Silver fuses the collections of Museum Boijmans Van Beuningen and the Tax and Customs Museum during Boijmans Next Door. Stunning silver goblets, tobacco boxes and salt cellars are being rehoused from the Museumpark to the Parklaan.

The combination of Dutch silverware and paintings in which these items are depicted makes the exhibition ‘Forge Together: Masters in Silver’ into much more than the sum of its parts. From 16 March 2019 to 17 January 2021 visitors can admire silver showpieces and paintings by Dutch masters such as Jan Steen and Gerard Dou in the Tax and Customs Museum.

Between 1807 and 1987 the guarantor for gold and silver in the Netherlands was the Ministry of Finance. In addition to maker’s mark, city coats of arms and letters indicating the year of production, silver items were also stamped with tax marks. The assayers, who determined the quality of the silver, have literally left their mark on silver items in the collection of Museum Boijmans van Beuningen. This process is also revealed in the exhibition, which includes objects used by the assayers, such as their punches.

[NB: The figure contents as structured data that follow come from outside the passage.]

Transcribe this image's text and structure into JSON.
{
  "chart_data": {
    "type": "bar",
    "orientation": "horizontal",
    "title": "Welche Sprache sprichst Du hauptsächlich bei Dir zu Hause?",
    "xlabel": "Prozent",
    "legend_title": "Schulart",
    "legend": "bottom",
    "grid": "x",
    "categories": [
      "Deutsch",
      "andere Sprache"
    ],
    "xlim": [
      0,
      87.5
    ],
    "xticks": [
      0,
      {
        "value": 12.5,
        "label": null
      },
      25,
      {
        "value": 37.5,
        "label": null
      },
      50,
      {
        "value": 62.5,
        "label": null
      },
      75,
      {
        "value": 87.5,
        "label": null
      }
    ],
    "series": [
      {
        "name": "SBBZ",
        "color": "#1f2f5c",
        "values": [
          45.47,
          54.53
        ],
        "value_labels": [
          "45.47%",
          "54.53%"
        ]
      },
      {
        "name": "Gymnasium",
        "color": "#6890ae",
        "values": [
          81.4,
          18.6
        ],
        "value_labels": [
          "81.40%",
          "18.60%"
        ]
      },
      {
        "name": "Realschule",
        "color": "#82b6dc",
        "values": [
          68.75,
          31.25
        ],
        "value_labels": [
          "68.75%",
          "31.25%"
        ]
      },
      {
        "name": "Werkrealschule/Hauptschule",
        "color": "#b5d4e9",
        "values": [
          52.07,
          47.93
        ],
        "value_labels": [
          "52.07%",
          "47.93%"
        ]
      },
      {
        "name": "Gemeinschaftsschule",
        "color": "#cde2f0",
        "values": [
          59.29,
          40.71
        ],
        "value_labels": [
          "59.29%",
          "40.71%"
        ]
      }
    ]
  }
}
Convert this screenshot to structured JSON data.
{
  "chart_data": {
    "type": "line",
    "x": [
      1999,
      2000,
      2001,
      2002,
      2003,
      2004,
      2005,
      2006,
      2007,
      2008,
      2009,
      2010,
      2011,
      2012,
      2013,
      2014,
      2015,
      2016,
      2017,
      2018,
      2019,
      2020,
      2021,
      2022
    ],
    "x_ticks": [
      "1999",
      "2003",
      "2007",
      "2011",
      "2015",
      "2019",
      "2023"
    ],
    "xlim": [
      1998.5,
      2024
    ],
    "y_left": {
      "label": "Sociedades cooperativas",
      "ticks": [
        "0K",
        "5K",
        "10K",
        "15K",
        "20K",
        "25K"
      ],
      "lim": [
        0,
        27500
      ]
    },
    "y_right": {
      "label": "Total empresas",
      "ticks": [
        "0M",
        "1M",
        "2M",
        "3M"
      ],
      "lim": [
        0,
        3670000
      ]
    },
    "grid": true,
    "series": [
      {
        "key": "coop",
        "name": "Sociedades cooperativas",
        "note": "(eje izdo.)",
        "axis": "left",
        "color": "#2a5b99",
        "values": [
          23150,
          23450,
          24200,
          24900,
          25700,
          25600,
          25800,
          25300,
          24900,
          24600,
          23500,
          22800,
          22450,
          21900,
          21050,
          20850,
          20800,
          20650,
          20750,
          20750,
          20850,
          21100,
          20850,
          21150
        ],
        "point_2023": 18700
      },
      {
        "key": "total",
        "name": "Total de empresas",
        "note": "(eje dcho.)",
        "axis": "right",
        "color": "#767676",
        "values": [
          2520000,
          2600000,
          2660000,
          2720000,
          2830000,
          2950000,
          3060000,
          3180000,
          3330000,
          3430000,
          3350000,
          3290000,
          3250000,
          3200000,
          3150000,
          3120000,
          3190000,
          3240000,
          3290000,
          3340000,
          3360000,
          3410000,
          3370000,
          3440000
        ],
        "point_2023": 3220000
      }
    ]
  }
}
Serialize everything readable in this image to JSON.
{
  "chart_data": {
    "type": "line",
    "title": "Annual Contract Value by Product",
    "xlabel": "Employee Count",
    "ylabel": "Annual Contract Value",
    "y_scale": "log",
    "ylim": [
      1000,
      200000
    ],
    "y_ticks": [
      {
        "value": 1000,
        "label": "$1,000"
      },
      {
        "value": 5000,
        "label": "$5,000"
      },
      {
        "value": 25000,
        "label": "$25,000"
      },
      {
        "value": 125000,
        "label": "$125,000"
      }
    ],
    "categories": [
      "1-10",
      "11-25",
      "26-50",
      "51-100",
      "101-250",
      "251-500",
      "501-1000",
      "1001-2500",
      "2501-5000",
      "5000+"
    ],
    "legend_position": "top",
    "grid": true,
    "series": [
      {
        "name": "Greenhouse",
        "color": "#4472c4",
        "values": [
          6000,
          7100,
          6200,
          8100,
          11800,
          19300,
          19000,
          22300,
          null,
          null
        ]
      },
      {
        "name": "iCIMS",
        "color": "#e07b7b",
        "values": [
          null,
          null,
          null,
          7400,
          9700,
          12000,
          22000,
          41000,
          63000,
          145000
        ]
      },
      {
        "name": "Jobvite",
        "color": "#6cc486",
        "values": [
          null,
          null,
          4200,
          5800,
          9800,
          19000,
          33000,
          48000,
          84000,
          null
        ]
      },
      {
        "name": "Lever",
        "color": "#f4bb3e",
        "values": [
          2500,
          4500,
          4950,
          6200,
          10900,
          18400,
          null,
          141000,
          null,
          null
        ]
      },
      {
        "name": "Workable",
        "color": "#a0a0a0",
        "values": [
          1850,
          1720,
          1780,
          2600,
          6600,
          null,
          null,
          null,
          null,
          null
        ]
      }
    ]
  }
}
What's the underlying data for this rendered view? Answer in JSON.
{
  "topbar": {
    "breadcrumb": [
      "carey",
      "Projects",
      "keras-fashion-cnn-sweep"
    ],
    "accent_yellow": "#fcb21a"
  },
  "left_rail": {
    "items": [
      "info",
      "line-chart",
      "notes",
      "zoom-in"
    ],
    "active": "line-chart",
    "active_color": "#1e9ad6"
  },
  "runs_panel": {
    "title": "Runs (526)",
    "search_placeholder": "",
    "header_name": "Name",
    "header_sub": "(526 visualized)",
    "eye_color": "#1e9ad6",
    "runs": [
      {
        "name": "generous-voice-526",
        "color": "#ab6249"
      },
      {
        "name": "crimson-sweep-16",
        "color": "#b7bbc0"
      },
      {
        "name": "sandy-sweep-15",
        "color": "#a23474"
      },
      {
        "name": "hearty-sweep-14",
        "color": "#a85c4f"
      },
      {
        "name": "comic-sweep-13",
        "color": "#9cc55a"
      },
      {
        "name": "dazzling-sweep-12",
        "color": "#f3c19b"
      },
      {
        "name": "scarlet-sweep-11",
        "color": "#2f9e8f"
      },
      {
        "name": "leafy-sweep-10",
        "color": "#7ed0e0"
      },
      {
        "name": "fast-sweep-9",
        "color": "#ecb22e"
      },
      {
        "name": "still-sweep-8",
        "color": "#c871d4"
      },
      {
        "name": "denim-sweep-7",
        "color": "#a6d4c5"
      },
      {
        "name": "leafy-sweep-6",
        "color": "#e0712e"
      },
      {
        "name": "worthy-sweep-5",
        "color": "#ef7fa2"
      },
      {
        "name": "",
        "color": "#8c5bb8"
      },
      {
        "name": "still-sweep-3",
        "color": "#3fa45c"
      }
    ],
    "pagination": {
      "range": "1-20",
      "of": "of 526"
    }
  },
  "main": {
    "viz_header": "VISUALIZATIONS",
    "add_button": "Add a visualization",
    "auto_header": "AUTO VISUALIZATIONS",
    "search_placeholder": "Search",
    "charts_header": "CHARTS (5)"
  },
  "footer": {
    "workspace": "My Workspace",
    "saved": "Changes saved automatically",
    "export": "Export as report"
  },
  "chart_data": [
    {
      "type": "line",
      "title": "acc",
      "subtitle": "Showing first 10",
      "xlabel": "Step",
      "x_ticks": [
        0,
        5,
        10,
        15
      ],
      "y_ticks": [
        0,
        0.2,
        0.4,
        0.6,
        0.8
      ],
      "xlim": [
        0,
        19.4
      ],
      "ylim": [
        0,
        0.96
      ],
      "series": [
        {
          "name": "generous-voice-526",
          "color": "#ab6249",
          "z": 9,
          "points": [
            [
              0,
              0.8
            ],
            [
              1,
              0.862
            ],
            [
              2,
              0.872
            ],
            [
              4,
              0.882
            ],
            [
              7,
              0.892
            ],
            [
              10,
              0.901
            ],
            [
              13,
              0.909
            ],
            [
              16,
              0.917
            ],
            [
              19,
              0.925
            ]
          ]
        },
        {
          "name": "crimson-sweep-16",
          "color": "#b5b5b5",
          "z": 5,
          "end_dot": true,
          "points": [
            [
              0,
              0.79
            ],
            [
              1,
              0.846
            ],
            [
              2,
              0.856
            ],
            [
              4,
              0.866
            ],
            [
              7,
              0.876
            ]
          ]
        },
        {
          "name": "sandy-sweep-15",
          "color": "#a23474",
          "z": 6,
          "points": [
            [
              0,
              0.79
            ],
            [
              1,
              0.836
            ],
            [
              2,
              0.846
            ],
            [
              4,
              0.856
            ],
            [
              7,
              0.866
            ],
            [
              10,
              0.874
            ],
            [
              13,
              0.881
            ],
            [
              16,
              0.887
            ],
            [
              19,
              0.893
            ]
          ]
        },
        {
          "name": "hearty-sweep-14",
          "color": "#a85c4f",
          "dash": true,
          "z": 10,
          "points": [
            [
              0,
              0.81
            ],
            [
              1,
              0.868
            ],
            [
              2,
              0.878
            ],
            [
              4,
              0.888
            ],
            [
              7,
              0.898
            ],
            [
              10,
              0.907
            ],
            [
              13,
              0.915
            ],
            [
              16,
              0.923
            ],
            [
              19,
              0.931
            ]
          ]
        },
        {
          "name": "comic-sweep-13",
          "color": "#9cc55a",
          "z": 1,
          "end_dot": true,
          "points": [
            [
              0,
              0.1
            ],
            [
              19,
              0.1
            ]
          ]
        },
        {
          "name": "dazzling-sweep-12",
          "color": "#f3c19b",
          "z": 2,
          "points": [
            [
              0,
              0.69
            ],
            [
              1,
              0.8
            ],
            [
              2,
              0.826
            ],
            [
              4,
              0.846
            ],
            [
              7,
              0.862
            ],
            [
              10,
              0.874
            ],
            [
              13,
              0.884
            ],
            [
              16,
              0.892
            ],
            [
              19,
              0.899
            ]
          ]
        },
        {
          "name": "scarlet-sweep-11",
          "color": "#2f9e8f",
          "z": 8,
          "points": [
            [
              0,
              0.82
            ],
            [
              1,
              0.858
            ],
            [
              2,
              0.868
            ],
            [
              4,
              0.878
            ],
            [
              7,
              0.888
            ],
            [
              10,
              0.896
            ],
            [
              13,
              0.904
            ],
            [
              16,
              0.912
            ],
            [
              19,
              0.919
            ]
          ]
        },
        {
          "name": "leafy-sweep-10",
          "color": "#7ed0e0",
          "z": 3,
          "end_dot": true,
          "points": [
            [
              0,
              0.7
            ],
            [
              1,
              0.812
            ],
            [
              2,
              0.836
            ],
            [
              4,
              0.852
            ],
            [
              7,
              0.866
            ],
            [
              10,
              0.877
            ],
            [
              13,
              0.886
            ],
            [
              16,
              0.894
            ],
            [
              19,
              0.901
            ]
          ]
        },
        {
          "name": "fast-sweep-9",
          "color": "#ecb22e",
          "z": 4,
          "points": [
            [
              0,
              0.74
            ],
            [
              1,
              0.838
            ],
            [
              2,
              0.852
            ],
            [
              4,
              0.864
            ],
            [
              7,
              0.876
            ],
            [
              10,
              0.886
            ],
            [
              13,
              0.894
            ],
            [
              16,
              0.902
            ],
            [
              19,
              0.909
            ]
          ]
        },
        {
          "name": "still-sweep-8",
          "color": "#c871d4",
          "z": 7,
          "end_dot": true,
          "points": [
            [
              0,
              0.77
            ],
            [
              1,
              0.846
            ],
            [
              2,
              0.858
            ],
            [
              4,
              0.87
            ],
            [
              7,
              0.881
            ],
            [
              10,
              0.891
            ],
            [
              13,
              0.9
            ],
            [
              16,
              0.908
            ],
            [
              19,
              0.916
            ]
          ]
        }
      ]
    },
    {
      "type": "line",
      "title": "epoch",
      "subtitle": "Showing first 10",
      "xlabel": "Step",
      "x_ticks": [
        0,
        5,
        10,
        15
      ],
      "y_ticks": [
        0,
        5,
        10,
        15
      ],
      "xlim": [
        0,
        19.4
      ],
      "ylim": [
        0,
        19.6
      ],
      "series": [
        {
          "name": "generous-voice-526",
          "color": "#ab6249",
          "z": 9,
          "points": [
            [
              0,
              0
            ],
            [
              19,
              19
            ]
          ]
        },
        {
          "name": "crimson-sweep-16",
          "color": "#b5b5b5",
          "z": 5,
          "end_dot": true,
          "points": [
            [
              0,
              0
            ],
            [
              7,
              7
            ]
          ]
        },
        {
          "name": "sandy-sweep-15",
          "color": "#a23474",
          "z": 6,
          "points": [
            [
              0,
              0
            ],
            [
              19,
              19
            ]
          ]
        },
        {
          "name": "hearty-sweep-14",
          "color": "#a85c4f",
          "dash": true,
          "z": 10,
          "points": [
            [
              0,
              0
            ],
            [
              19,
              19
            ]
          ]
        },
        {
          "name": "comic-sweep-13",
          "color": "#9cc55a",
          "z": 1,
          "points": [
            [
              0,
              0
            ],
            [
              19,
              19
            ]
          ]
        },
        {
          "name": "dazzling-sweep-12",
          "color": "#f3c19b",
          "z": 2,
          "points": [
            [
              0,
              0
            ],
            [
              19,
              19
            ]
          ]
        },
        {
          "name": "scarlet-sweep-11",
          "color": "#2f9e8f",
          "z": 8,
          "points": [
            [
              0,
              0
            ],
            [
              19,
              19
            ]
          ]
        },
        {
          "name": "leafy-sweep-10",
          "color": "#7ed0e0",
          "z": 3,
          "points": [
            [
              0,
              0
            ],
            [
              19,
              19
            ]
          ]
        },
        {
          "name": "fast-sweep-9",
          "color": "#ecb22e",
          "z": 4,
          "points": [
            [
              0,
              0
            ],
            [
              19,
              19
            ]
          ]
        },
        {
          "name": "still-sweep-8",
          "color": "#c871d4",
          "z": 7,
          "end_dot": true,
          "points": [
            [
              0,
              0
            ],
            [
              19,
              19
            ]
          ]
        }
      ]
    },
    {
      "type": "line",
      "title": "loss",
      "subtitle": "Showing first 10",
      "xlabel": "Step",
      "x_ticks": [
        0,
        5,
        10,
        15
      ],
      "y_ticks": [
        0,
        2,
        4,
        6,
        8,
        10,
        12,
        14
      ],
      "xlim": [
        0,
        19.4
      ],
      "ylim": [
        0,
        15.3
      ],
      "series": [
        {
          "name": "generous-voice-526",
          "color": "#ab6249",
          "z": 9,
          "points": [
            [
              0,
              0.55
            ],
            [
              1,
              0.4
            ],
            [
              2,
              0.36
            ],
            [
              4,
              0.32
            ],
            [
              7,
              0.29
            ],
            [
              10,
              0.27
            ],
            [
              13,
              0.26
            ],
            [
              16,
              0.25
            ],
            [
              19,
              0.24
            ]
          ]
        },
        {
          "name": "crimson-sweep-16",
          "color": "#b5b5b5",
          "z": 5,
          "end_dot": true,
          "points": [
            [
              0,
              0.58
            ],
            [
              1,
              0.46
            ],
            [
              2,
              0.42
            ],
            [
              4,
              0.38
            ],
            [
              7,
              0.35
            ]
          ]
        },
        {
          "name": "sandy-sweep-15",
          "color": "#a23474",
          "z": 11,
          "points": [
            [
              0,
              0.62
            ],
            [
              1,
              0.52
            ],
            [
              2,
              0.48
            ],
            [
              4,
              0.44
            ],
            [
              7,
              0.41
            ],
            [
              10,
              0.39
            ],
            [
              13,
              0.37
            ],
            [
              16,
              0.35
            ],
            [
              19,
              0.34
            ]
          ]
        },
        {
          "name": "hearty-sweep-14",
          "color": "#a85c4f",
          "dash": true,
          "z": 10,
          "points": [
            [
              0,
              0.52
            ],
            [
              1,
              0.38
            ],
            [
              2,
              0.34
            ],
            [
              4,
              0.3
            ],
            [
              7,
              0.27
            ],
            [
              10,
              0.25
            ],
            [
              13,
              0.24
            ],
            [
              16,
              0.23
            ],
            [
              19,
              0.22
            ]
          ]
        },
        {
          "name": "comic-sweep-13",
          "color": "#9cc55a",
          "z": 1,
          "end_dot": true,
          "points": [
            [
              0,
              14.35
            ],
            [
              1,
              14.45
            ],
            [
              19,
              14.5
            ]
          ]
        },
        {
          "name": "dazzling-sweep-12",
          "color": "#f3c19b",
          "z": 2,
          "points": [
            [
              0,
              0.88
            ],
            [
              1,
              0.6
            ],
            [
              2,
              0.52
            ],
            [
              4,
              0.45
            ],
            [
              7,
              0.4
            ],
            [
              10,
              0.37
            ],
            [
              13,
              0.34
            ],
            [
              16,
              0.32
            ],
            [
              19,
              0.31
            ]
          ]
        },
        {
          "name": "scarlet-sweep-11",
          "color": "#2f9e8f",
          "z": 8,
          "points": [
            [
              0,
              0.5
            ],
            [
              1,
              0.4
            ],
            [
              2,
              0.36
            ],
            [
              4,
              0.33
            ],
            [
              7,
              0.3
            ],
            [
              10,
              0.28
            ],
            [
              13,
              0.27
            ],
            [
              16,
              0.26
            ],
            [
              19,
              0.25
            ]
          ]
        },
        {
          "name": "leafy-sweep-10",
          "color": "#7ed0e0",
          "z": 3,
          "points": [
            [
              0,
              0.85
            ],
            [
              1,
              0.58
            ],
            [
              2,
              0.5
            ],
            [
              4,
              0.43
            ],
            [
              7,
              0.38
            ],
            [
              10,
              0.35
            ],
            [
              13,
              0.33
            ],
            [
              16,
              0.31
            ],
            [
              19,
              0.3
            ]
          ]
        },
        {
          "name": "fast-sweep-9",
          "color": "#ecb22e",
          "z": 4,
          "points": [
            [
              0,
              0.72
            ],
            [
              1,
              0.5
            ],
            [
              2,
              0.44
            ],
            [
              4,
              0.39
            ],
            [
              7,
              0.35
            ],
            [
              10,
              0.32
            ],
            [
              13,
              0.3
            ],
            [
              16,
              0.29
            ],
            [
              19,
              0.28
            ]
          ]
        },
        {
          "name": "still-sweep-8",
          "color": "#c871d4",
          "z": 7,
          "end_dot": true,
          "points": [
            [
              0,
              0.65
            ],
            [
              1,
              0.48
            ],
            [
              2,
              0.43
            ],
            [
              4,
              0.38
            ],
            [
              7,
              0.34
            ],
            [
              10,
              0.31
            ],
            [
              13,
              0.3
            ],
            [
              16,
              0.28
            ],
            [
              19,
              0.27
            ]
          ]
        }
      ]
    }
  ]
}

The twenty-five costly goblets, salt cellars, teapots, terrines and tobacco boxes are shown in a different perspective in the Tax and Customs Museum. Some of them are even shown upside down so that the tax marks are visible, telling the story of the taxation of silver. Several seventeenth-century paintings from the collection of Museum Boijmans Van Beuningen, such as ‘Easy Come, Easy Go’ by Jan Steen (1661) and ‘A Young Woman at her Toilet’ by Gerard Dou (1667), show the role and significance of silver objects as painters’ models. The remarkable silver christening goblet ‘Jack in the Cellar’ (1622) made by the Dordrecht-based silversmith Jan Hermanszoon van Ossevoort tells the visitor its own story. And identical christening goblet is depicted in a seventeenth-century luxury still life by Peter Willebeeck that was gifted to Museum Boymans in 1910 by the Rotterdam-based collector Dr Elie van Rijckevorsel (1845-1928), an earlier resident of the Parklaan.